I was looking for a decent job in the Portland area, where the young and the chic of Maine abide- where I would stay with my alpha-careered boyfriend. Then a job that I had applied for and envisioned carrying out on Peaks Island (fifteen minutes from Portland), was available only on Isle au Haut- a mere seven miles over water from Deer Isle, where I'd grown up. Isle au Haut is also three hours of shitty roads distant from Portland, followed by a forty minute boatride.

The job market was tight. And I am particular about the work I do. More particular than my partner could understand, which is why I moved forty minutes beyond the end of nowhere rather than work intake at the hospital where he doctored, which was a convenient five minutes walk from his apartment. I spent a year straddling the divide between the two places, then shuffled off the commitment coil. He could understand the island as a smart real estate investment, but he couldn't appreciate my immersion in the community. "For this to work you will have to make some sacrifices." He was right. Once I sacrificed the relationship on the alter of my identity as a downeaster, I felt much better. The second year, I was able to grow accustomed to this place- a year cataloged on A View of the Thoroughfare.
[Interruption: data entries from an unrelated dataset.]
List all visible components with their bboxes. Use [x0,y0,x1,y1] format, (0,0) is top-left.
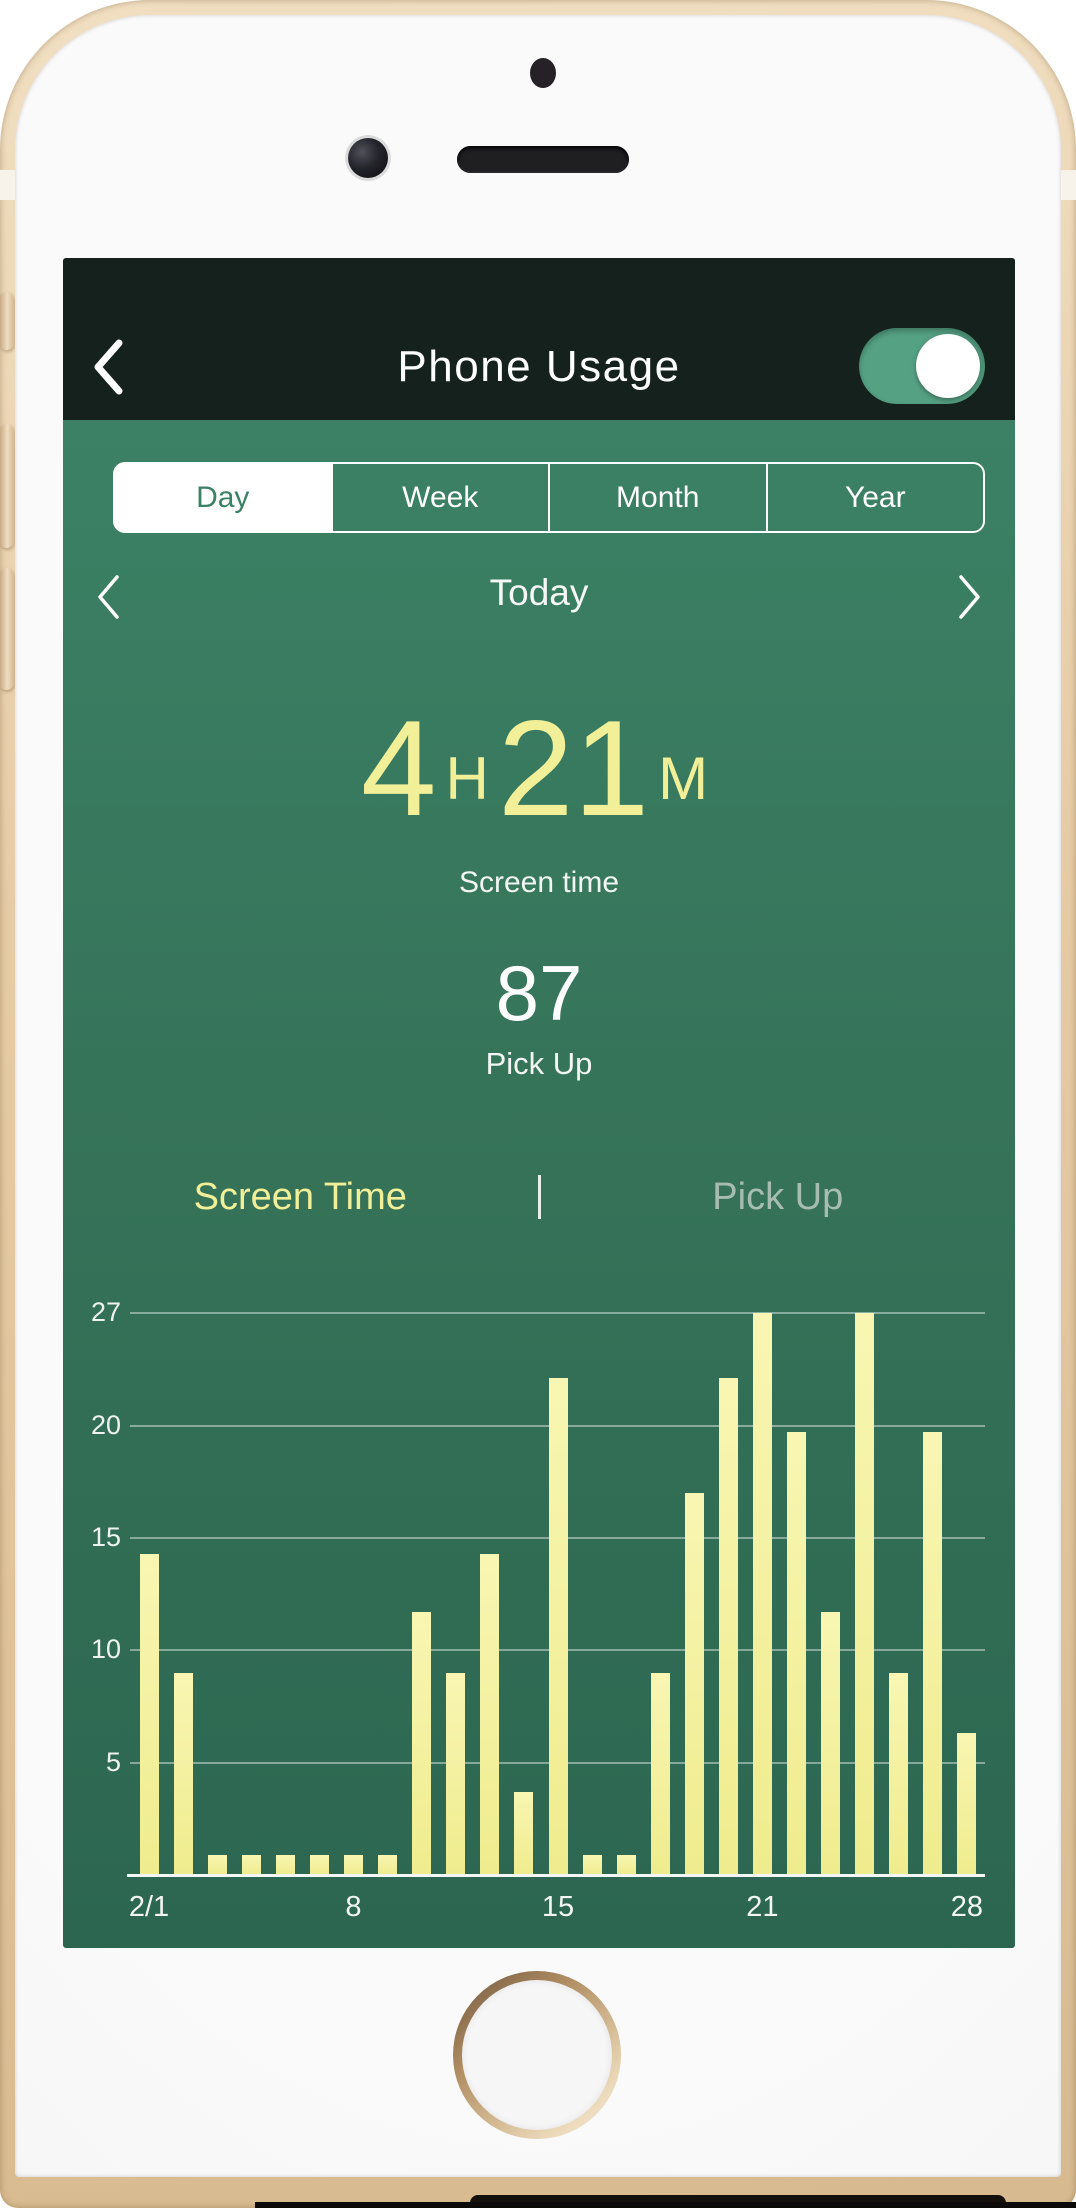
front-camera [348,138,388,178]
minutes-unit: M [658,745,709,812]
app-header: Phone Usage [63,258,1015,420]
tab-pick-up[interactable]: Pick Up [712,1176,844,1218]
minutes-value: 21 [497,692,650,844]
page-title: Phone Usage [397,342,681,391]
chart-bar [309,1854,329,1875]
proximity-sensor [530,58,556,88]
chart-bar [514,1791,534,1875]
app-screen: Phone Usage Day Week Month Year Today [63,258,1015,1948]
previous-day-button[interactable] [95,574,121,620]
chart-bar [548,1377,568,1875]
chevron-right-icon [959,575,980,619]
chart-bar [207,1854,227,1875]
chart-bar [139,1553,159,1875]
y-tick-label: 15 [90,1521,121,1552]
screen-time-caption: Screen time [458,866,620,899]
back-button[interactable] [91,338,125,396]
usage-chart: 5 10 15 20 27 2/1 8 15 21 28 [63,1297,1015,1948]
x-axis-line [127,1874,985,1877]
volume-up-button [0,424,14,548]
chevron-left-icon [98,575,119,619]
volume-down-button [0,568,14,690]
chart-bar [275,1854,295,1875]
metric-tabs: Screen Time Pick Up [63,1174,1015,1220]
antenna-line-right [1060,170,1076,200]
chart-bar [923,1432,943,1875]
earpiece-speaker [457,146,629,173]
tab-week[interactable]: Week [330,464,549,531]
chevron-left-icon [94,339,123,395]
chart-bar [957,1733,977,1875]
x-tick-label: 21 [746,1891,779,1923]
y-tick-label: 5 [105,1746,121,1777]
period-segmented-control: Day Week Month Year [113,462,985,533]
x-tick-label: 2/1 [128,1891,170,1923]
hours-value: 4 [360,692,437,844]
chart-bar [855,1313,875,1876]
tab-day[interactable]: Day [115,464,331,531]
y-tick-label: 27 [90,1297,121,1328]
x-tick-label: 8 [345,1891,362,1923]
usage-toggle[interactable] [859,328,985,404]
chart-bar [582,1854,602,1875]
x-tick-label: 15 [541,1891,575,1923]
toggle-knob [916,334,980,398]
mute-switch [0,292,14,350]
chart-bar [241,1854,261,1875]
chart-bar [173,1672,193,1875]
pickups-value: 87 [495,949,583,1037]
chart-bar [787,1432,806,1875]
chart-bar [650,1672,670,1875]
chart-bar [412,1612,432,1875]
hours-unit: H [445,745,489,812]
chart-bar [446,1672,466,1875]
chart-bar [821,1612,841,1875]
x-tick-label: 28 [950,1891,984,1923]
tab-divider [537,1175,541,1219]
date-navigator: Today [63,568,1015,624]
chart-bar [378,1854,398,1875]
y-tick-label: 20 [90,1409,121,1440]
tab-year[interactable]: Year [765,464,984,531]
chart-bar [616,1854,636,1875]
next-day-button[interactable] [957,574,983,620]
chart-bar [889,1672,909,1875]
y-tick-label: 10 [90,1634,121,1665]
home-button [453,1971,621,2139]
tab-month[interactable]: Month [548,464,766,531]
chart-bar [344,1854,363,1875]
tab-screen-time[interactable]: Screen Time [193,1176,407,1218]
pickups-caption: Pick Up [485,1046,593,1081]
chart-bar [752,1313,772,1876]
gridline [130,1312,985,1315]
chart-bar [480,1553,500,1875]
chart-bar [718,1377,738,1875]
chart-bar [684,1493,704,1875]
screen-time-total: 4 H21 M [63,700,1015,836]
date-label: Today [489,572,589,613]
antenna-line-left [0,170,16,200]
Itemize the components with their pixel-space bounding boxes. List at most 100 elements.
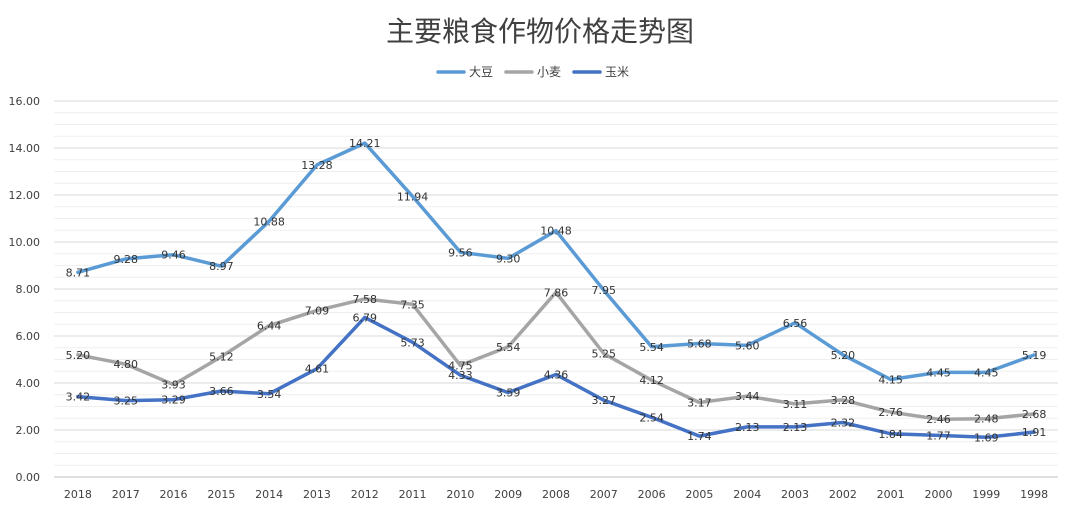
data-label: 2.68 xyxy=(1022,408,1047,421)
data-label: 11.94 xyxy=(397,190,429,203)
series-lines xyxy=(76,141,1036,440)
data-label: 2.46 xyxy=(926,413,951,426)
data-label: 4.45 xyxy=(974,366,999,379)
data-label: 1.84 xyxy=(878,428,903,441)
x-tick-label: 2000 xyxy=(924,488,952,501)
y-tick-label: 6.00 xyxy=(16,330,41,343)
data-label: 2.32 xyxy=(831,416,856,429)
data-label: 3.17 xyxy=(687,397,712,410)
data-label: 1.69 xyxy=(974,431,999,444)
legend: 大豆 小麦 玉米 xyxy=(436,65,629,79)
data-label: 2.13 xyxy=(735,421,760,434)
x-tick-label: 2012 xyxy=(351,488,379,501)
x-tick-label: 1998 xyxy=(1020,488,1048,501)
data-label: 9.30 xyxy=(496,252,521,265)
x-tick-label: 2016 xyxy=(160,488,188,501)
data-label: 5.20 xyxy=(831,349,856,362)
data-label: 10.48 xyxy=(540,225,572,238)
data-label: 13.28 xyxy=(301,159,333,172)
data-label: 4.33 xyxy=(448,369,473,382)
x-tick-label: 2014 xyxy=(255,488,283,501)
x-tick-label: 2008 xyxy=(542,488,570,501)
data-label: 3.25 xyxy=(113,395,138,408)
data-label: 4.15 xyxy=(878,373,903,386)
data-label: 10.88 xyxy=(253,215,285,228)
y-tick-label: 14.00 xyxy=(9,142,41,155)
data-label: 5.19 xyxy=(1022,349,1047,362)
legend-label: 玉米 xyxy=(605,65,629,79)
data-label: 3.28 xyxy=(831,394,856,407)
x-tick-label: 2003 xyxy=(781,488,809,501)
data-label: 2.48 xyxy=(974,413,999,426)
data-label: 2.13 xyxy=(783,421,808,434)
data-label: 2.54 xyxy=(639,411,664,424)
chart-title: 主要粮食作物价格走势图 xyxy=(385,15,694,48)
data-label: 9.28 xyxy=(113,253,138,266)
data-label: 4.80 xyxy=(113,358,138,371)
data-label: 5.12 xyxy=(209,351,234,364)
data-label: 2.76 xyxy=(878,406,903,419)
data-label: 6.56 xyxy=(783,317,808,330)
x-tick-label: 2009 xyxy=(494,488,522,501)
y-tick-label: 12.00 xyxy=(9,189,41,202)
data-label: 6.44 xyxy=(257,320,282,333)
x-tick-label: 2007 xyxy=(590,488,618,501)
y-tick-label: 4.00 xyxy=(16,377,41,390)
data-label: 7.58 xyxy=(353,293,378,306)
data-label: 9.46 xyxy=(161,249,186,262)
y-tick-label: 2.00 xyxy=(16,424,41,437)
series-line xyxy=(76,315,1036,440)
data-label: 4.61 xyxy=(305,363,330,376)
data-label: 3.59 xyxy=(496,387,521,400)
data-label: 3.29 xyxy=(161,394,186,407)
data-label: 3.54 xyxy=(257,388,282,401)
x-tick-label: 1999 xyxy=(972,488,1000,501)
x-tick-label: 2015 xyxy=(207,488,235,501)
data-label: 4.12 xyxy=(639,374,664,387)
x-tick-label: 2004 xyxy=(733,488,761,501)
x-tick-label: 2010 xyxy=(446,488,474,501)
data-label: 7.95 xyxy=(592,284,617,297)
data-label: 3.27 xyxy=(592,394,617,407)
axes: 0.00 2.00 4.00 6.00 8.00 10.00 12.00 14.00 16.00… xyxy=(9,95,1058,501)
data-label: 3.42 xyxy=(66,391,91,404)
x-tick-label: 2002 xyxy=(829,488,857,501)
data-label: 5.68 xyxy=(687,338,712,351)
x-tick-label: 2018 xyxy=(64,488,92,501)
x-tick-label: 2013 xyxy=(303,488,331,501)
y-tick-label: 8.00 xyxy=(16,283,41,296)
data-label: 1.74 xyxy=(687,430,712,443)
y-tick-label: 0.00 xyxy=(16,471,41,484)
data-labels: 8.71 9.28 9.46 8.97 10.88 13.28 14.21 11.94 9.56… xyxy=(66,137,1047,444)
data-label: 4.45 xyxy=(926,366,951,379)
data-label: 14.21 xyxy=(349,137,381,150)
data-label: 3.66 xyxy=(209,385,234,398)
data-label: 5.20 xyxy=(66,349,91,362)
data-label: 7.86 xyxy=(544,286,569,299)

My view is no longer of the Isle au Haut Thoroughfare and Merchant's Row beyond that. I've grown out of my original island digs, which were tied to a two-year contract with AmeriCorps. In December, I moved to a new house, with a new partner. In the course of the move, I was even able to get my hands on what was previously the holy grail of island amenities: a post office box. It is no longer my job is that keeps me on Isle au Haut; quite the opposite- my current job is on Deer Isle. It's now my life that holds me fast here (at least as fast as one can ever cling to a place where economic survival is marginal).

Up to this point, I always saw time in chunks of a few years: two years for boarding school; four years of college; a few years in the work force; a couple of years in grad school; two full terms as an island fellow. Each enrollment or employment meant a new home, new schedule, a new host of duties. Once again, I am in state of metamorphasis. I've sloughed off the shell of the Island Fellowship. Now I just get to be an islander.